Tata Steel bailout shows the UK must act to compete

  • Published
Tata Steel SteelmakingImage source, Getty Images
Image caption,

Port Talbot in Wales is home to the UK's biggest steelmaking plant

For the government and the UK steel sector the £500m support package for Port Talbot's steelworks is an important intervention that secures an industry whose future, finances and emissions are unsustainable.

And, as government officials point out, it is much less than the £1.5bn Tata originally said was needed to save Port Talbot from possible closure.

For the Labour Party, it's another example of a hotchpotch, patchwork of last-minute deals that are a poor substitute for a coherent industrial strategy. The worst possible combination of spending hundreds of millions while costing thousands of jobs.

For the workers and unions, it's a terrible outcome of a process that they have not been involved with or consulted upon, with a result that will leave the UK still reliant on imports of the kinds of steel these new proposed furnaces cannot supply.

Whichever view you take, it's the latest in a string of government interventions in industry which has seen £700m-plus given to Tata-owned Jaguar Land Rover to build a new battery plant, £100m to Nissan to expand their existing one, £75m to BMW's Mini plant and a further £300m offer to Chinese-owned British Steel, among many others.

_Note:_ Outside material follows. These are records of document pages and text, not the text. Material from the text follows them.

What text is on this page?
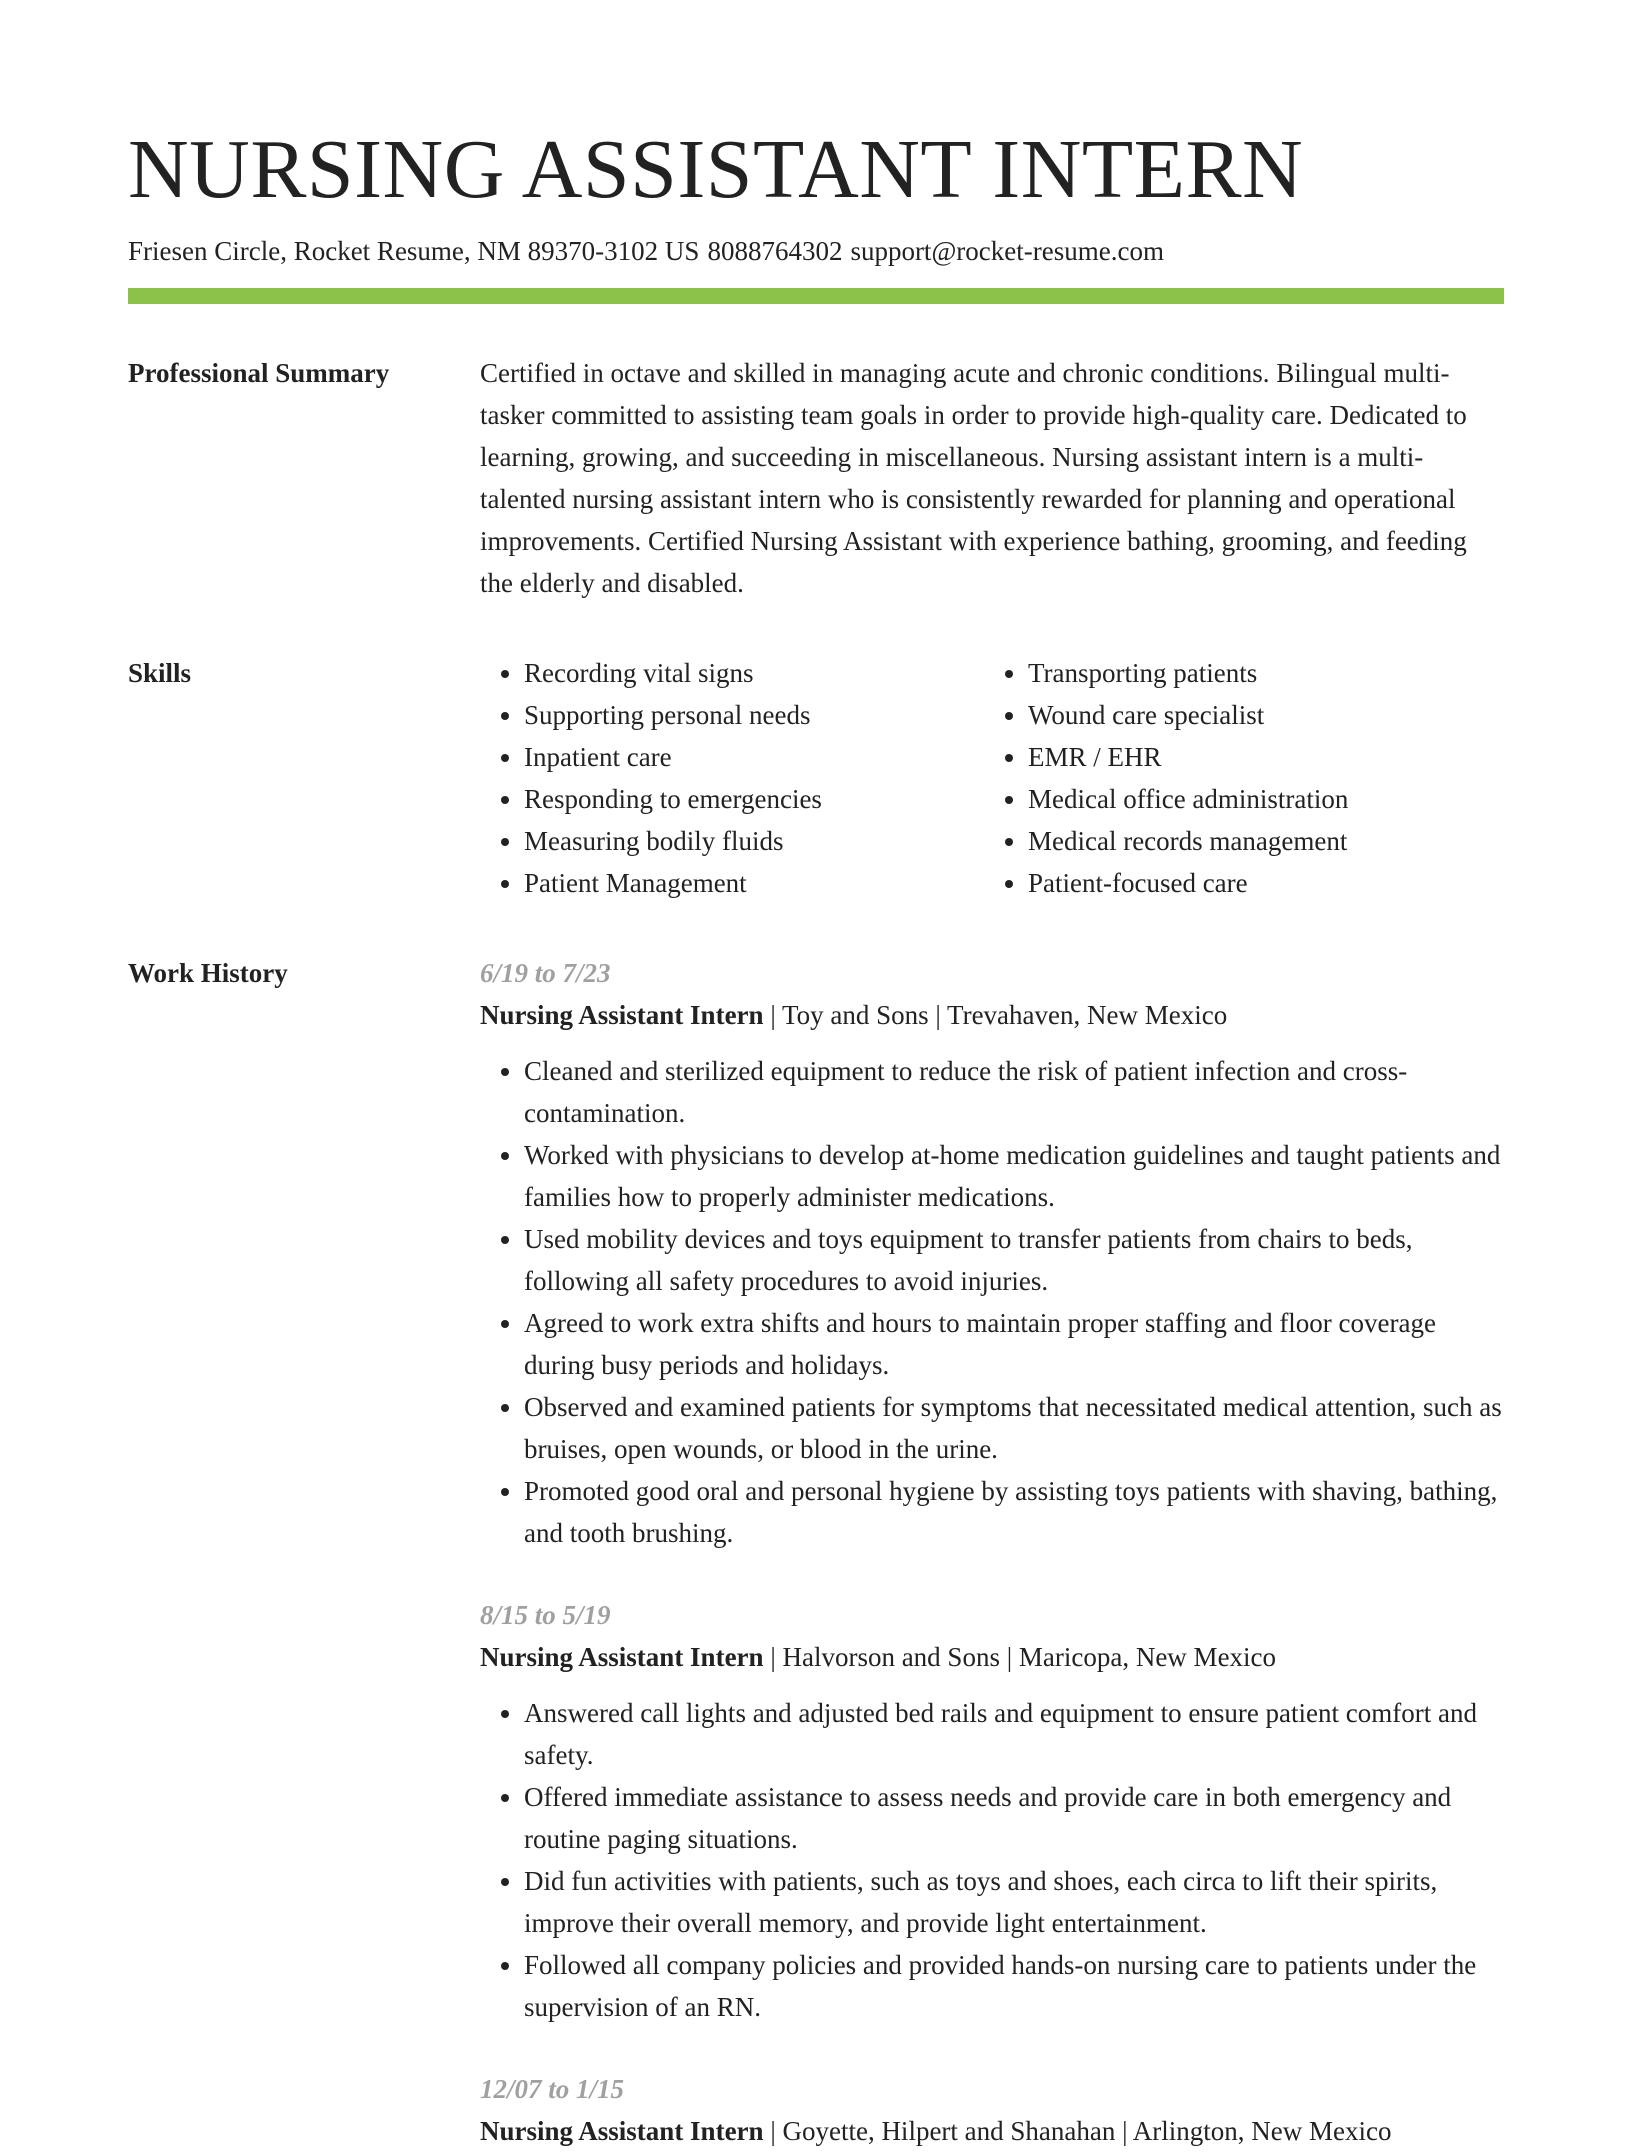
NURSING ASSISTANT INTERN
Friesen Circle, Rocket Resume, NM 89370-3102 US 8088764302 support@rocket-resume.com
Professional Summary	Certified in octave and skilled in managing acute and chronic conditions. Bilingual multi-tasker committed to assisting team goals in order to provide high-quality care. Dedicated to learning, growing, and succeeding in miscellaneous. Nursing assistant intern is a multi-talented nursing assistant intern who is consistently rewarded for planning and operational improvements. Certified Nursing Assistant with experience bathing, grooming, and feeding the elderly and disabled.

Skills
•	Recording vital signs
• Supporting personal needs
• Inpatient care
• Responding to emergencies
• Measuring bodily fluids
• Patient Management
• Transporting patients
• Wound care specialist
• EMR / EHR
• Medical office administration
• Medical records management
• Patient-focused care
Work History	6/19 to 7/23
Nursing Assistant Intern | Toy and Sons | Trevahaven, New Mexico
• Cleaned and sterilized equipment to reduce the risk of patient infection and cross-contamination.
• Worked with physicians to develop at-home medication guidelines and taught patients and families how to properly administer medications.
• Used mobility devices and toys equipment to transfer patients from chairs to beds, following all safety procedures to avoid injuries.
• Agreed to work extra shifts and hours to maintain proper staffing and floor coverage during busy periods and holidays.
• Observed and examined patients for symptoms that necessitated medical attention, such as bruises, open wounds, or blood in the urine.
• Promoted good oral and personal hygiene by assisting toys patients with shaving, bathing, and tooth brushing.
8/15 to 5/19
Nursing Assistant Intern | Halvorson and Sons | Maricopa, New Mexico
• Answered call lights and adjusted bed rails and equipment to ensure patient comfort and safety.
• Offered immediate assistance to assess needs and provide care in both emergency and routine paging situations.
• Did fun activities with patients, such as toys and shoes, each circa to lift their spirits, improve their overall memory, and provide light entertainment.
• Followed all company policies and provided hands-on nursing care to patients under the supervision of an RN.
12/07 to 1/15
Nursing Assistant Intern | Goyette, Hilpert and Shanahan | Arlington, New Mexico
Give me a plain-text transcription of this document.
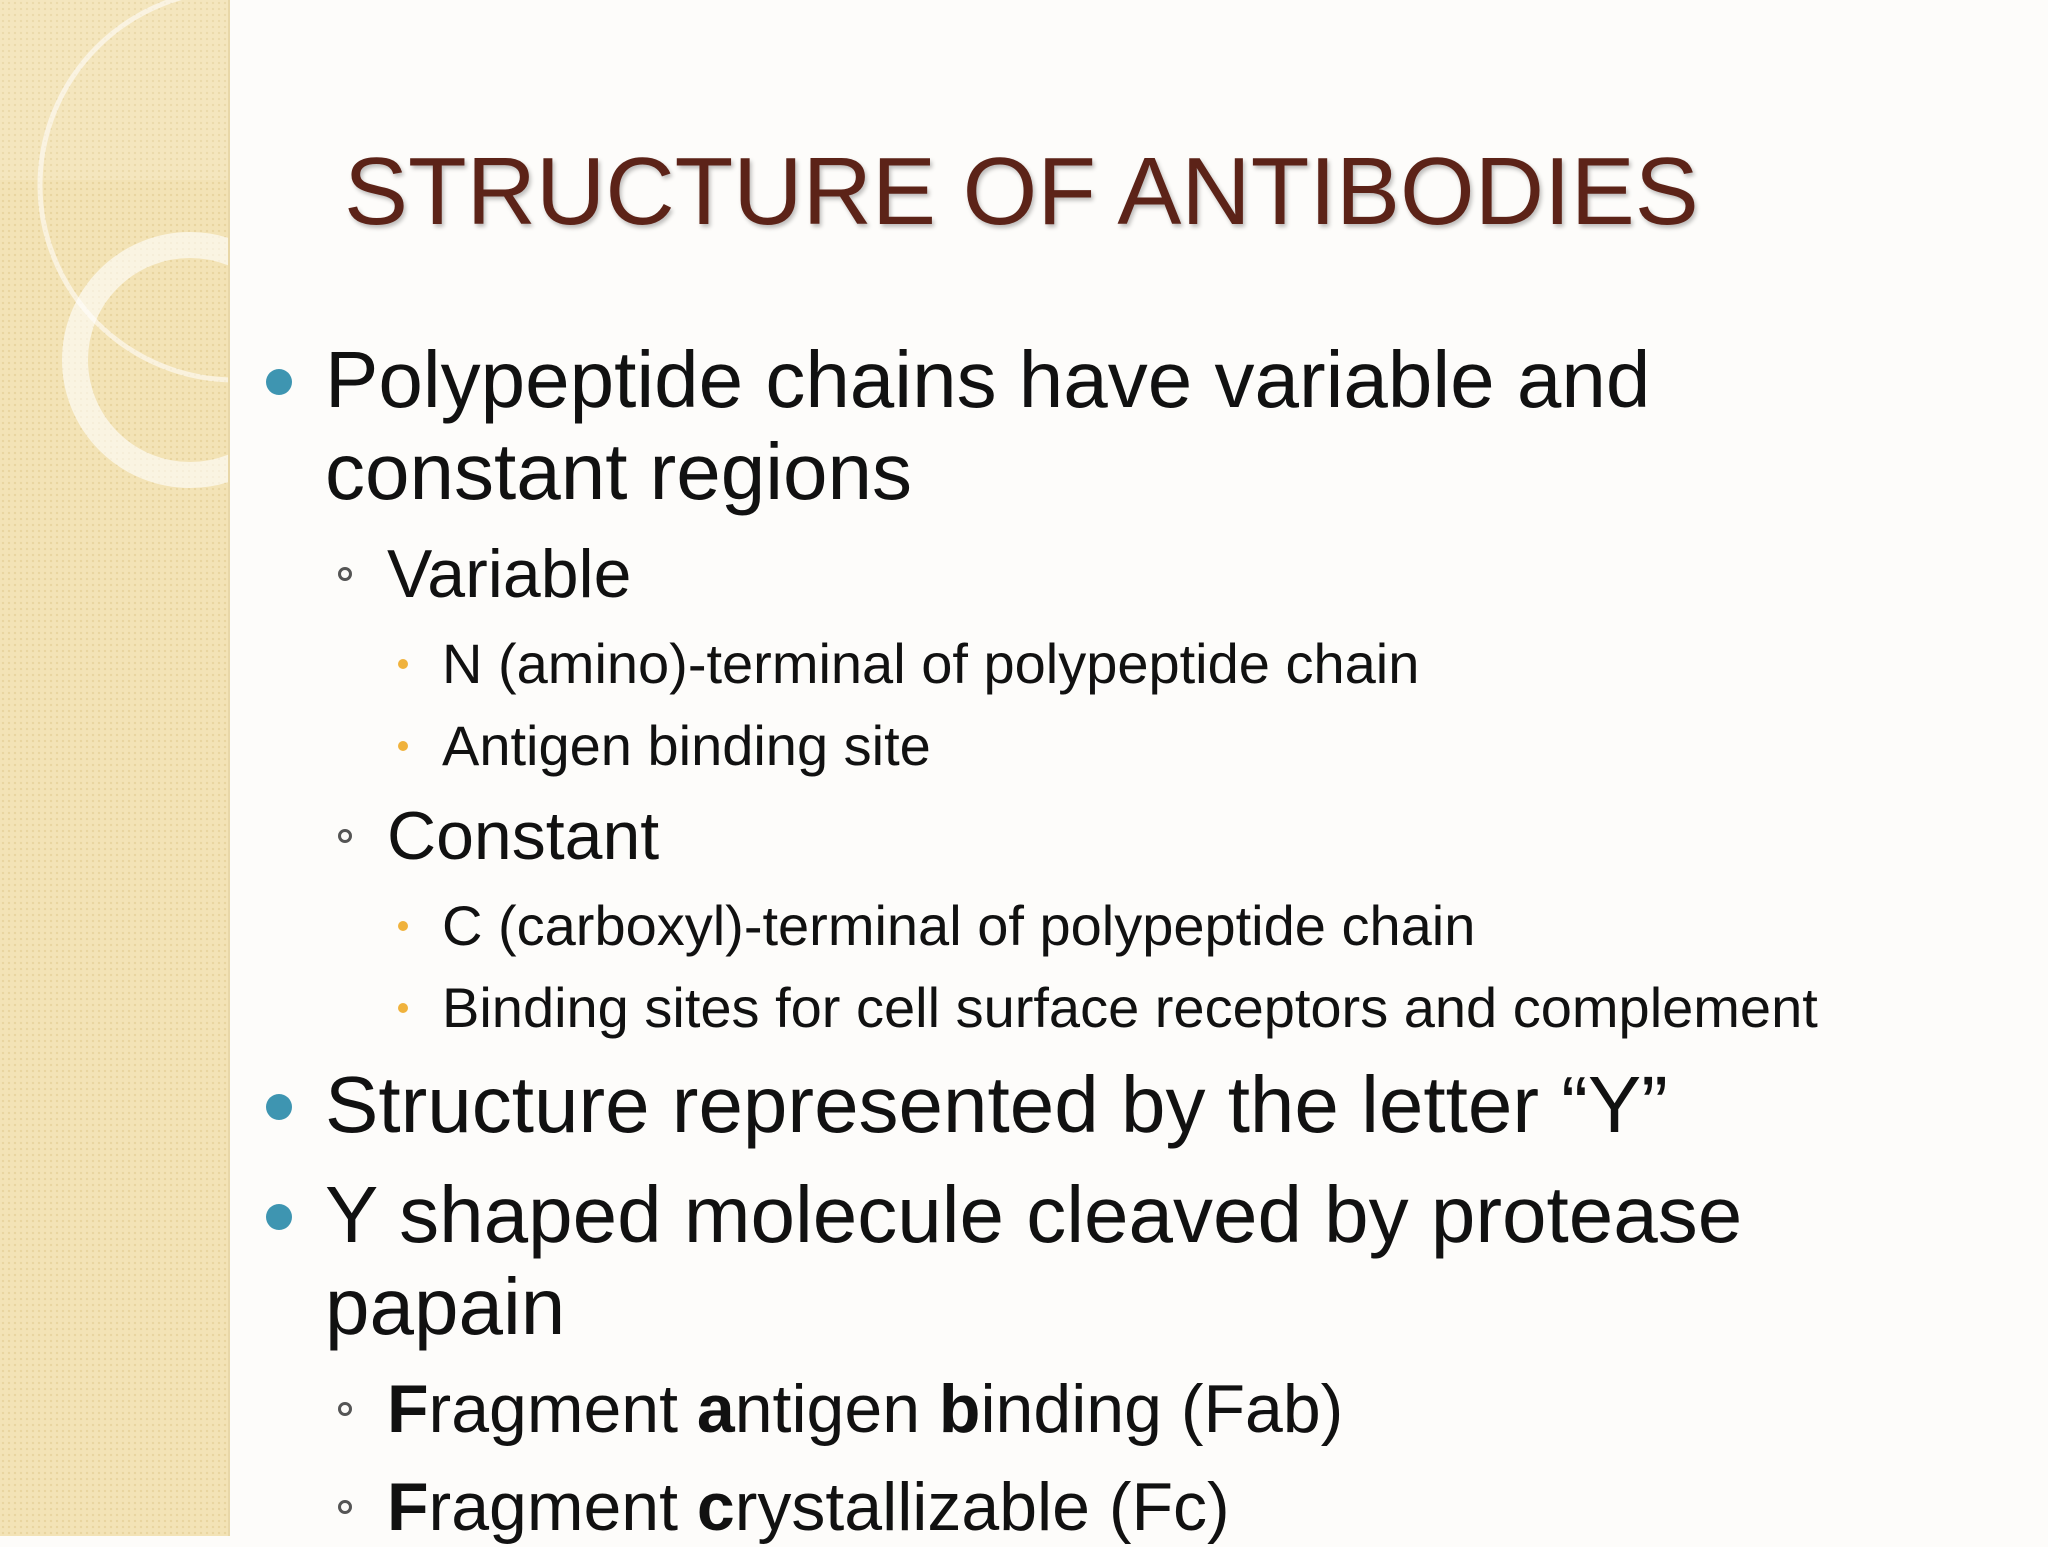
STRUCTURE OF ANTIBODIES
Polypeptide chains have variable and
constant regions
Variable
N (amino)-terminal of polypeptide chain
Antigen binding site
Constant
C (carboxyl)-terminal of polypeptide chain
Binding sites for cell surface receptors and complement
Structure represented by the letter “Y”
Y shaped molecule cleaved by protease
papain
Fragment antigen binding (Fab)
Fragment crystallizable (Fc)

These are big grants to deep pocketed foreign investors who are masters at extracting subsidies for stuff they might well have done anyway.

But as the map of manufacturing is being redrawn it's the new normal. There is an international subsidy war going on and the US has more than £300bn on offer to companies that want to locate a new generation of greener industries.

The chancellor said last year he was not prepared to go "toe-to-toe" with the US and EU in the subsidy bidding war.

Recent experience suggests the government knows it's a fight they can't duck.